Comment by mlyle
5 days ago
Depends upon the intelligence vs compute scaling law— which I think no one really knows. Pretty likely to be some degree of diminishing returns, but how much? Is it logarithmic, inverse quadratic, …
If training models gets way cheaper, I would expect the diminishing returns to get steeper too.
And you're right, no one has any clue what the limits of intelligence are. Though to me it seems odd that humanity has reached the pinnacle of it in the last million years or so after a few billion years of lifes development. Just seems improbable we are close to the limits.
I am not making an argument about limits. I just expect some degree of diminishing returns.
A related argument is speed of intelligence vs capability at that speed. You can think of a three way trade off between latency, cost, and capability that is unlikely to be linear in any dimension and that changes in steps as technology or biology evolves.
Ultimately relating to the properties of the computing substrate and almost certainly bounded by some kind of thermodynamic limits that present systems do not approach.

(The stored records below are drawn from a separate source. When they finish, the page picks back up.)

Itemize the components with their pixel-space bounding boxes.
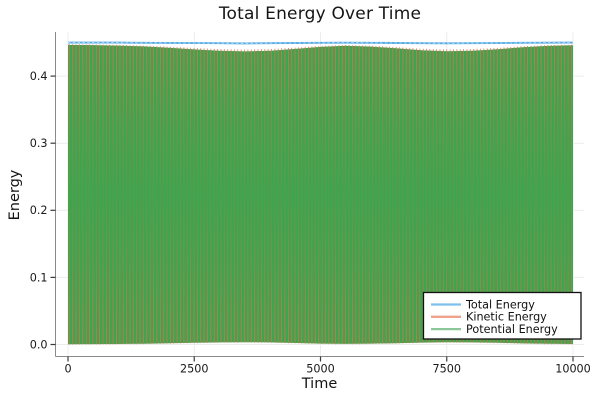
legend-label-potential-energy: Potential Energy [466, 323, 558, 336]
total-energy-line [68, 41, 574, 45]
x-axis-label: Time [301, 376, 338, 392]
y-axis-tick-label: 0.3 [30, 137, 48, 150]
x-axis-tick-label: 10000 [555, 363, 591, 376]
y-axis-tick-label: 0.0 [30, 338, 48, 351]
y-axis-tick-label: 0.2 [30, 204, 48, 217]
legend-label-kinetic-energy: Kinetic Energy [466, 311, 547, 324]
y-axis-label: Energy [7, 169, 23, 221]
y-axis-tick-label: 0.1 [30, 271, 48, 284]
y-axis-tick-label: 0.4 [30, 70, 48, 83]
x-axis-tick-label: 7500 [433, 363, 461, 376]
kinetic-energy-stripes [68, 44, 572, 345]
x-axis-tick-label: 0 [64, 363, 71, 376]
legend-label-total-energy: Total Energy [465, 298, 535, 311]
chart-title: Total Energy Over Time [218, 4, 422, 24]
x-axis-tick-label: 2500 [180, 363, 208, 376]
x-axis-tick-label: 5000 [306, 363, 334, 376]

>Pretty likely to be some degree of diminishing returns
intelligence may be different. If we look at biological brains - do we get diminishing returns or completely opposite scaling law when we compare our brain against say gorilla's ?
Interesting thought to consider in principle but fails because gorilla brains continued to evolve too, just along a different path. They're not snapshots of ancestral species locked in time.
Also, it’s definitely diminishing returns, by weight, at least.
Architecture / biological structure matters more.
I’d expect weight and wattage to be proportional for animals, at least.